Banda Journey: A História de Resiliência e o Hino Eterno "Don't Stop Believin'"
Atualizado em Agosto de 2026 · Por Editor Fast Art Web
Em resumo: Basta o primeiro acorde de piano tocar para que qualquer estádio, bar de karaokê ou festa de casamento no mundo cante junto. A Banda Journey não é apenas um grupo de rock; eles são os arquitetos da trilha sonora de várias gerações. Formada em São Francisco em 1973, a banda vendeu entre 80-100 milhões de álbuns mundialmente, lançou 15 álbuns de estúdio e foi induzida no Rock and Roll Hall of Fame em 2017. Sua música mais icônica, "Don't Stop Believin'" (1981), tem mais de 2,5 bilhões de streams no Spotify e mais de 7 milhões de downloads digitais — tornando-a a música do século 20 mais baixada na era digital. Descubra a história de como uma banda de jazz fusion se transformou em titãs do arena rock, e como um cantor filipino descoberto no YouTube salvou a banda em 2007.

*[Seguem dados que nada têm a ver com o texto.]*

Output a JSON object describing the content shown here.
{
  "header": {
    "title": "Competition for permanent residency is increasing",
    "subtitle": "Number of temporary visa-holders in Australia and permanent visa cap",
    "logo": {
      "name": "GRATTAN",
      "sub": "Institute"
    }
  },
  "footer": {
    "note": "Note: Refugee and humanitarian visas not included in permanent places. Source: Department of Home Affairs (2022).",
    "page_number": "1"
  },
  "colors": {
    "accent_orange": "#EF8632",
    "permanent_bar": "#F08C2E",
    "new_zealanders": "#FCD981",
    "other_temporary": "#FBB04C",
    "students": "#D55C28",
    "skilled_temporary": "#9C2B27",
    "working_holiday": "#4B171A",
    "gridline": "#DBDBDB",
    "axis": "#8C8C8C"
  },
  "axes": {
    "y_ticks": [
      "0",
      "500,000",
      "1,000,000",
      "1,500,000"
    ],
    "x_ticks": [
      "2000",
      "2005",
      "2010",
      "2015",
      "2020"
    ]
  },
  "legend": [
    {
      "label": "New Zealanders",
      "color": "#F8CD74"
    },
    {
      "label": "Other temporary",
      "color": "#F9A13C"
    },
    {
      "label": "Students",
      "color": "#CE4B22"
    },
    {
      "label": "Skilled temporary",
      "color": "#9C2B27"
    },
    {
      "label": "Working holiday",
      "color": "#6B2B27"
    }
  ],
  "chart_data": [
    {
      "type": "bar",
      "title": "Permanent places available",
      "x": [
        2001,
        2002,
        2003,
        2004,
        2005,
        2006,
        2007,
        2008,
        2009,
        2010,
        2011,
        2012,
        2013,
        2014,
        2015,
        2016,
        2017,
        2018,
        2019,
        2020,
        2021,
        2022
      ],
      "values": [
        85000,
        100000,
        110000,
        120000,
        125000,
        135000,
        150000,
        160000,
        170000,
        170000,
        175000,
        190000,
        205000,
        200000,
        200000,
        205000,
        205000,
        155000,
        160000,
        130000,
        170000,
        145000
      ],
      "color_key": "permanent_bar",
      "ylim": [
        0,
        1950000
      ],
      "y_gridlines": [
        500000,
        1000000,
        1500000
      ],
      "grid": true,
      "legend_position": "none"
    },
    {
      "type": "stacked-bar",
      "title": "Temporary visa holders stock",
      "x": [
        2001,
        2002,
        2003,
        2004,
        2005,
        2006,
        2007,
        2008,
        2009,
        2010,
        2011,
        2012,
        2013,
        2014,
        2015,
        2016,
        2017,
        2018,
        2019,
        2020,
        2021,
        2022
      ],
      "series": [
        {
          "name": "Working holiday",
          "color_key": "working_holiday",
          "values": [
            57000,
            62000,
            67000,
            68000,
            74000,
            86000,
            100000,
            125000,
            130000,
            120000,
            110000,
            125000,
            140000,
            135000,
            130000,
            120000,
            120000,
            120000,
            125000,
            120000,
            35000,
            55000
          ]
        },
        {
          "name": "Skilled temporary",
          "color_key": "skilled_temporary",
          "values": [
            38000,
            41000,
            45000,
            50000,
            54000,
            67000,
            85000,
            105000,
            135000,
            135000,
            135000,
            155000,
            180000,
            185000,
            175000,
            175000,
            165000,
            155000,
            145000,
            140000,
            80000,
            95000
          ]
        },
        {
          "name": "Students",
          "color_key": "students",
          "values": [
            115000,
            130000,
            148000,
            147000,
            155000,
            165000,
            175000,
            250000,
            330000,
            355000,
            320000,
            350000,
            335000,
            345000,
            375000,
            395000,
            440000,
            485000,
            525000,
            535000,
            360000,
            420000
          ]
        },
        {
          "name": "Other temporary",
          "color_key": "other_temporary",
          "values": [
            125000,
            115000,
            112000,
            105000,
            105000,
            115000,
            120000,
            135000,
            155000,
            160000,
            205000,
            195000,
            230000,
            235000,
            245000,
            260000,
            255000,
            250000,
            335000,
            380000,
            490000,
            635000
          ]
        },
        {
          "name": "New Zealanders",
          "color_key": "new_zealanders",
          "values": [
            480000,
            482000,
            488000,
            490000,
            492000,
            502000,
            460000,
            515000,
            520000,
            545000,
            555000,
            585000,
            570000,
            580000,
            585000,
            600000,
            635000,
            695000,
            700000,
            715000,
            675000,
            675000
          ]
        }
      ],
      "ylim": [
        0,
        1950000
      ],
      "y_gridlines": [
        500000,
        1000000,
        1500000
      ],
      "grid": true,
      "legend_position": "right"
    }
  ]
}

Basta o primeiro acorde de piano tocar para que qualquer estádio, bar de karaokê ou festa de casamento no mundo cante junto.
A Banda Journey não é apenas um grupo de rock; eles são os arquitetos da trilha sonora de várias gerações. Eles definiram o que chamamos de Arena Rock nos anos 80, criaram as "Power Ballads" definitivas e protagonizaram uma das histórias de renascimento mais incríveis da música moderna.
Mas como uma banda de Jazz Fusion de São Francisco se transformou em titãs do pop rock mundial? E como eles conseguiram substituir uma das vozes mais icônicas da história, Steve Perry, por um cantor desconhecido encontrado no YouTube?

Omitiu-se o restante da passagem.